This girl!

This girl!

Thursday, May 21, 2015

One medicine is not enough.

One of the conditions that Sophia has is epilepsy. We don't know whether it is related to her chromosomal disorder or not since there's no documentation of any other person with the same exact syndrome. But she does have it nevertheless. Sophia was diagnosed about 5 years ago and you can read here about it. She has been on the same medicine since that trip to the ER and it has worked well but we do need to increase the dose every year when she gets a little older and her body needs a little more of the med to control the seizures. I usually start noticing it's time to go up a bit when Sophia starts twitching or having partial seizures when she has no control of her saliva and although she is still there, I can see it in her eyes that something is wrong. This lasts only a few seconds at a time and then it goes away, but it makes me very nervous because I wonder how many times it happens when I am not looking and that's a very scary thing to think about. So, then we contact her neurologist and he increases the dosage and we go another year seizure free.
Last year Sophia got to the highest dosage that she can get from that medicine and she is taking it three times a day. When we saw the doctor a few months ago and she said that if Sophia had new symptoms we would need to add a new medicine on top of the one she is taking right now. Well, that moment is here. For two weeks now, Sophia has been twitching a bit which is the first sign that she needs a medicine adjustment, but there is a new symptom. Sophia is having a lot of tremors, lots! She shakes when she is sitting and tends to lean to the left and it seems as if she has no control of it. Sometimes it's so bad that I have to hold her hand when I'm feeding her so she doesn't fall of the chair. She has tipped over a few times when she is sitting and other few she has been able to catch herself. Sometimes she looks like she is spacing out but is able to come back as soon as I call her name. I called to move up the appointment we had for November with the neurologist, but after seeing the symptoms more frequent I called again and talked and asked to talk to the doctor and she agreed she needed to see Sophia a lot sooner. She asked me to take videos and Sophia had a couple of these episodes in the doctor's office so the doctor could see what we are dealing with. Her conclusion? Sophia has been having partial seizures and her medicine is preventing her from having full blown ones.

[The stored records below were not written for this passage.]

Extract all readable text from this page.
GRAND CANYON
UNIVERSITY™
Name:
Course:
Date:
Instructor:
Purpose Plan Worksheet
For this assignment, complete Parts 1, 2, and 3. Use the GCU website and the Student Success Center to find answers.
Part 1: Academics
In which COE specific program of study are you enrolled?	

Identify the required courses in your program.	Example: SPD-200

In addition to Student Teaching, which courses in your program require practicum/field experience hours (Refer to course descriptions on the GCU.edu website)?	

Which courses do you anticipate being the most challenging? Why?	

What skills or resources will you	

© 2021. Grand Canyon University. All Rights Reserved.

She said that we could do a 48 hour EEG if we wanted to make sure but it's very likely that this is what it is, or we could go ahead and start a second medicine. I decided not to do the test. Sophia has had two EEGs and the results are always the same, she has a lot of abnormal activity in her brain, we know that. Sophia has epilepsy, we know that. What I want is to stop any type of seizure and if we need a second medicine to do that, then be it.
We will work our way up to the right dose of the new medication for Sophia, I will watch for any side effects and will address any problem that may appear, but most of all I will try my best to avoid a big seizure like the one that sent us to the ER 5 years ago. I don't want to repeat that experience ever again.
My warrior.


  1. Look how nice and tall she is standing in that picture! I can't get over how big she is getting! I think you are right in giving her the extra medicine to control her seizures. If it keeps her from suffering them, then it's a good thing. There's so much medical research going on in so many different fields, that maybe there's a new medicine on the horizon that will help her even more.

    1. I really hope so Dyanne! And yes, she is getting so big!